Bundesverwaltungsgericht Urteil26.01.2017

BVerwG zur Entziehung der Fahrerlaubnis wegen des Erreichens von acht PunktenWarn- und Erzie­hungs­funktion des gestuften Maßnah­men­systems muss hinter Schutz der Verkehrs­si­cherheit vor Mehrfachtätern zurücktreten

Das Bundes­verwaltungs­gericht hat entschieden, dass eine Fahrerlaubnis auch dann wegen des Erreichens von acht oder mehr Punkten zu entziehen ist, wenn dieser Punktestand bereits bei Verwarnung des Fahr­erlaubnis­inhabers gegeben, der Fahr­erlaubnis­behörde aber noch nicht bekannt war. Eine Verringerung des Punktestandes auf sieben Punkte, die vorgesehen ist, wenn die Fahr­erlaubnis­behörde einen Fahr­erlaubnis­inhaber trotz Erreichens von acht oder mehr Punkten erst noch verwarnen muss, kann in einem solchen Fall nicht beansprucht werden.

Der Kläger des zugrunde liegenden Rechtsstreits wandte sich gegen die Entziehung seiner Fahrerlaubnis auf der Grundlage des Fahreignungs-Bewer­tungs­systems (§ 4 StVG). Mit Bescheid vom 13. Februar 2015 entzog die Fahrerlaubnisbehörde dem Kläger, der mit Schreiben vom 21. Januar 2015 wegen des Erreichens von sieben Punkten im Fahreig­nungs­re­gister verwarnt worden war, die Fahrerlaubnis; er habe mit einer am 10. März 2014 begangenen und mittlerweile auch rechtskräftig geahndeten Geschwindigkeitsüberschreitung neun Punkte erreicht und damit die Schwelle von acht Punkten überschritten, ab der er gemäß § 4 Abs. 5 Satz 1 Nr. 3 StVG als ungeeignet zum Führen von Kraftfahrzeugen gelte.

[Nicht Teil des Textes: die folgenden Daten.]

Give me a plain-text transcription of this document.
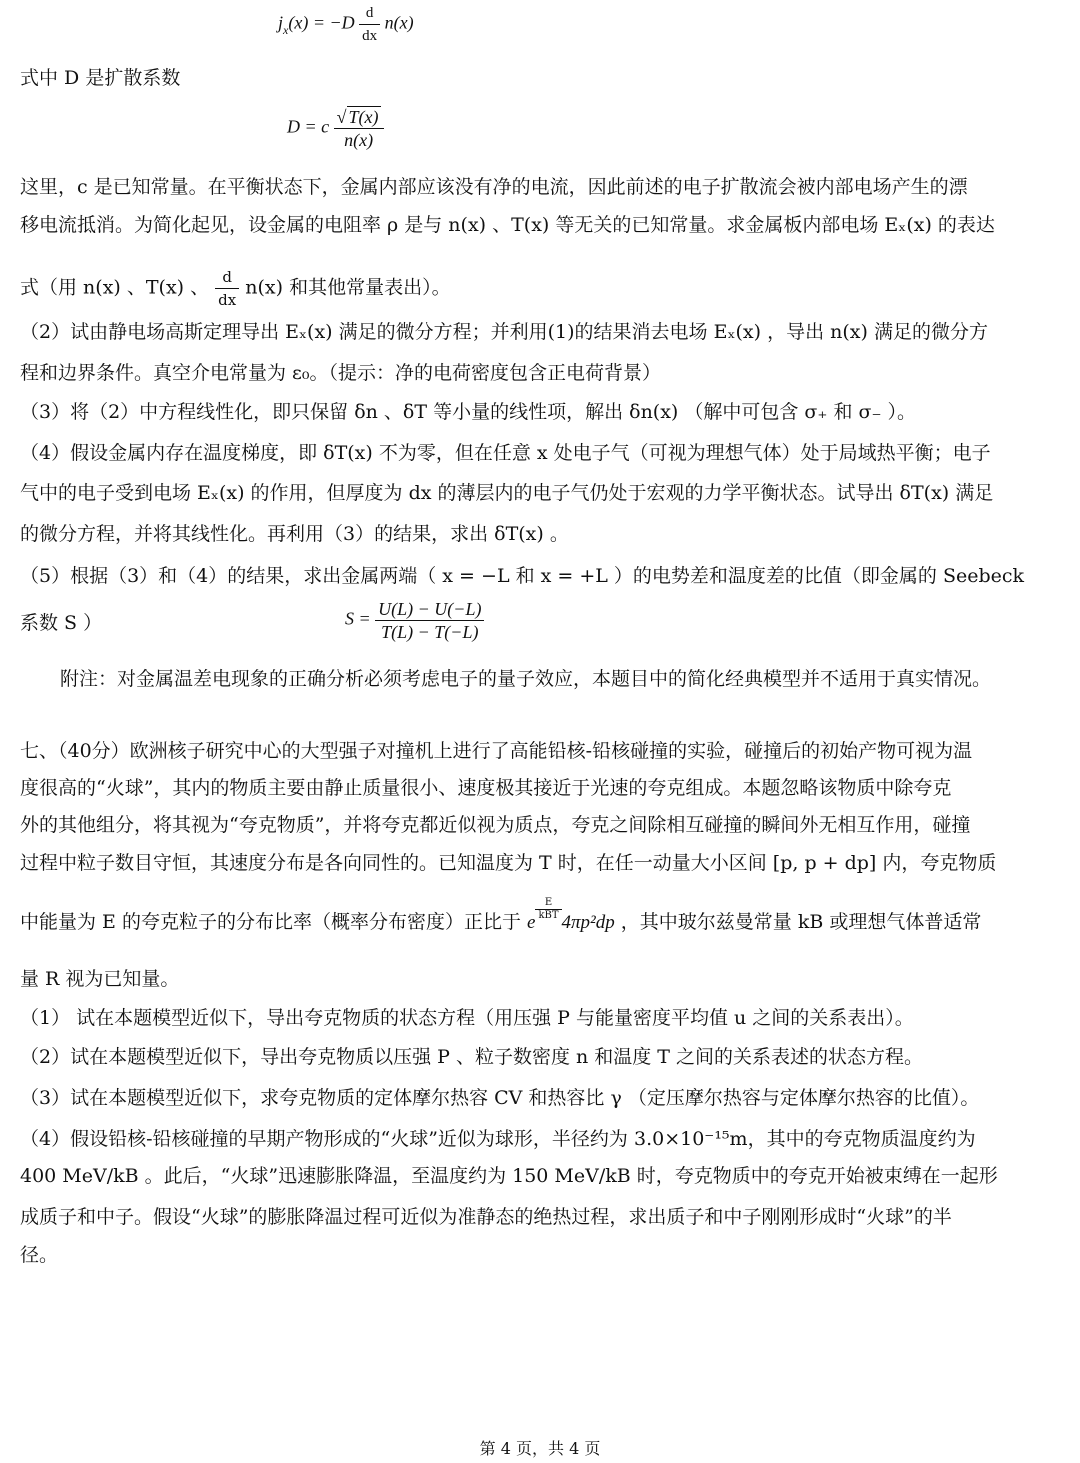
$j_x(x) = -D \frac{d}{dx} n(x)$
式中 D 是扩散系数
D = c $\frac{√ T(x)}{n(x)}$
这里，c 是已知常量。在平衡状态下，金属内部应该没有净的电流，因此前述的电子扩散流会被内部电场产生的漂
移电流抵消。为简化起见，设金属的电阻率 ρ 是与 n(x) 、T(x) 等无关的已知常量。求金属板内部电场 Eₓ(x) 的表达
式（用 n(x) 、T(x) 、 $\frac{d}{dx} n(x)$ 和其他常量表出）。
（2）试由静电场高斯定理导出 Eₓ(x) 满足的微分方程；并利用(1)的结果消去电场 Eₓ(x) ，导出 n(x) 满足的微分方
程和边界条件。真空介电常量为 ε₀。（提示：净的电荷密度包含正电荷背景）
（3）将（2）中方程线性化，即只保留 δn 、δT 等小量的线性项，解出 δn(x) （解中可包含 σ₊ 和 σ₋ ）。
（4）假设金属内存在温度梯度，即 δT(x) 不为零，但在任意 x 处电子气（可视为理想气体）处于局域热平衡；电子
气中的电子受到电场 Eₓ(x) 的作用，但厚度为 dx 的薄层内的电子气仍处于宏观的力学平衡状态。试导出 δT(x) 满足
的微分方程，并将其线性化。再利用（3）的结果，求出 δT(x) 。
（5）根据（3）和（4）的结果，求出金属两端（ x = −L 和 x = +L ）的电势差和温度差的比值（即金属的 Seebeck
系数 S ）	$S = \frac{U(L) - U(-L)}{T(L) - T(-L)}$
附注：对金属温差电现象的正确分析必须考虑电子的量子效应，本题目中的简化经典模型并不适用于真实情况。
七、（40分）欧洲核子研究中心的大型强子对撞机上进行了高能铅核-铅核碰撞的实验，碰撞后的初始产物可视为温
度很高的“火球”，其内的物质主要由静止质量很小、速度极其接近于光速的夸克组成。本题忽略该物质中除夸克
外的其他组分，将其视为“夸克物质”，并将夸克都近似视为质点，夸克之间除相互碰撞的瞬间外无相互作用，碰撞
过程中粒子数目守恒，其速度分布是各向同性的。已知温度为 T 时，在任一动量大小区间 [p, p + dp] 内，夸克物质
中能量为 E 的夸克粒子的分布比率（概率分布密度）正比于 e
$\frac{E}{\text{kBT}}$
4πp²dp ，其中玻尔兹曼常量 kB 或理想气体普适常
量 R 视为已知量。
（1） 试在本题模型近似下，导出夸克物质的状态方程（用压强 P 与能量密度平均值 u 之间的关系表出）。
（2）试在本题模型近似下，导出夸克物质以压强 P 、粒子数密度 n 和温度 T 之间的关系表述的状态方程。
（3）试在本题模型近似下，求夸克物质的定体摩尔热容 CV 和热容比 γ （定压摩尔热容与定体摩尔热容的比值）。
（4）假设铅核-铅核碰撞的早期产物形成的“火球”近似为球形，半径约为 3.0×10⁻¹⁵m，其中的夸克物质温度约为
400 MeV/kB 。此后，“火球”迅速膨胀降温，至温度约为 150 MeV/kB 时，夸克物质中的夸克开始被束缚在一起形
成质子和中子。假设“火球”的膨胀降温过程可近似为准静态的绝热过程，求出质子和中子刚刚形成时“火球”的半
径。
第 4 页，共 4 页
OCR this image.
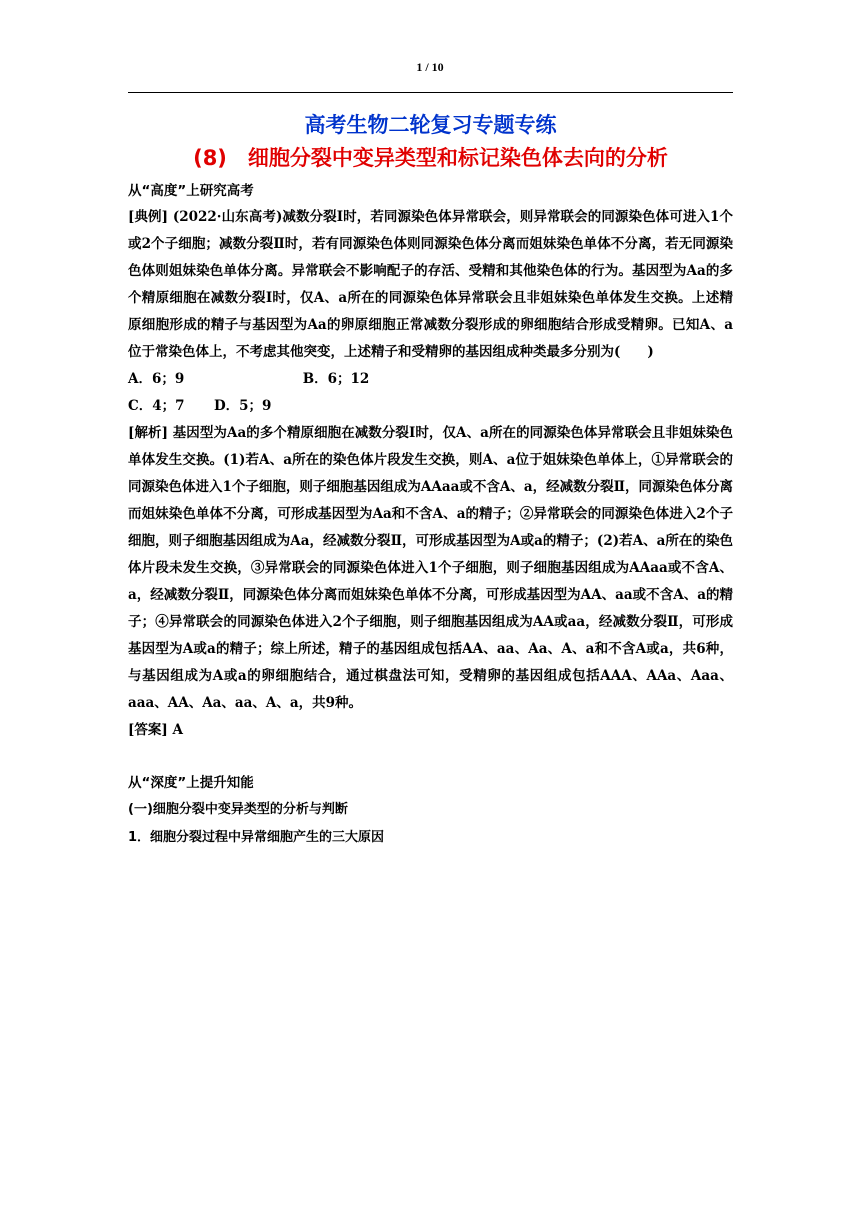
1 / 10

高考生物二轮复习专题专练

(8)　细胞分裂中变异类型和标记染色体去向的分析

从“高度”上研究高考

[典例] (2022·山东高考)减数分裂Ⅰ时，若同源染色体异常联会，则异常联会的同源染色体可进入1个或2个子细胞；减数分裂Ⅱ时，若有同源染色体则同源染色体分离而姐妹染色单体不分离，若无同源染色体则姐妹染色单体分离。异常联会不影响配子的存活、受精和其他染色体的行为。基因型为Aa的多个精原细胞在减数分裂Ⅰ时，仅A、a所在的同源染色体异常联会且非姐妹染色单体发生交换。上述精原细胞形成的精子与基因型为Aa的卵原细胞正常减数分裂形成的卵细胞结合形成受精卵。已知A、a位于常染色体上，不考虑其他突变，上述精子和受精卵的基因组成种类最多分别为(　　)

A．6；9	B．6；12

C．4；7 D．5；9

[解析] 基因型为Aa的多个精原细胞在减数分裂Ⅰ时，仅A、a所在的同源染色体异常联会且非姐妹染色单体发生交换。(1)若A、a所在的染色体片段发生交换，则A、a位于姐妹染色单体上，①异常联会的同源染色体进入1个子细胞，则子细胞基因组成为AAaa或不含A、a，经减数分裂Ⅱ，同源染色体分离而姐妹染色单体不分离，可形成基因型为Aa和不含A、a的精子；②异常联会的同源染色体进入2个子细胞，则子细胞基因组成为Aa，经减数分裂Ⅱ，可形成基因型为A或a的精子；(2)若A、a所在的染色体片段未发生交换，③异常联会的同源染色体进入1个子细胞，则子细胞基因组成为AAaa或不含A、a，经减数分裂Ⅱ，同源染色体分离而姐妹染色单体不分离，可形成基因型为AA、aa或不含A、a的精子；④异常联会的同源染色体进入2个子细胞，则子细胞基因组成为AA或aa，经减数分裂Ⅱ，可形成基因型为A或a的精子；综上所述，精子的基因组成包括AA、aa、Aa、A、a和不含A或a，共6种，与基因组成为A或a的卵细胞结合，通过棋盘法可知，受精卵的基因组成包括AAA、AAa、Aaa、aaa、AA、Aa、aa、A、a，共9种。

[答案] A

从“深度”上提升知能

(一)细胞分裂中变异类型的分析与判断

1．细胞分裂过程中异常细胞产生的三大原因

VG beanstandet nicht ordnungsgemäß durchlaufene Stufen des Maßnah­men­ka­talogs

Der hiergegen gerichteten Klage hat das Verwal­tungs­gericht Regensburg stattgegeben. Im Fall des Klägers seien die in § 4 Abs. 5 Satz 1 Nr. 1 bis 3 StVG vorgesehenen Stufen des Maßnah­men­ka­talogs (Ermahnung - Verwarnung - Fahrer­laub­nis­ent­ziehung) nicht ordnungsgemäß durchlaufen worden; der zur Fahrer­laub­nis­ent­ziehung führende Verkehrsverstoß sei zum Zeitpunkt der Verwarnung bereits begangen, rechtskräftig geahndet und auch im Fahrer­laub­nis­re­gister eingetragen gewesen. Deshalb verringere sich der Punktestand des Klägers auf sieben Punkte.

VGH weist Klage ab

Der Bayerische Verwal­tungs­ge­richtshof hat dieses Urteil auf die Berufung des Beklagten geändert und die Klage abgewiesen. Eine Punkte­re­du­zierung nach § 4 Abs. 6 Satz 3 StVG trete nur ein, wenn der Fahrer­laub­nis­behörde beim Ergreifen der Maßnahmen nach § 4 Abs. 5 StVG weitere Verkehrs­verstöße, die zur nächsten Stufe des Maßnah­men­ka­talogs - hier der Fahrer­laub­nis­ent­ziehung - führten, auch bereits bekannt gewesen seien. Hier habe die Fahrer­laub­nis­behörde von der am 10. März 2014 begangenen Geschwin­dig­keits­über­schreitung zum Zeitpunkt der Verwarnung noch nichts gewusst.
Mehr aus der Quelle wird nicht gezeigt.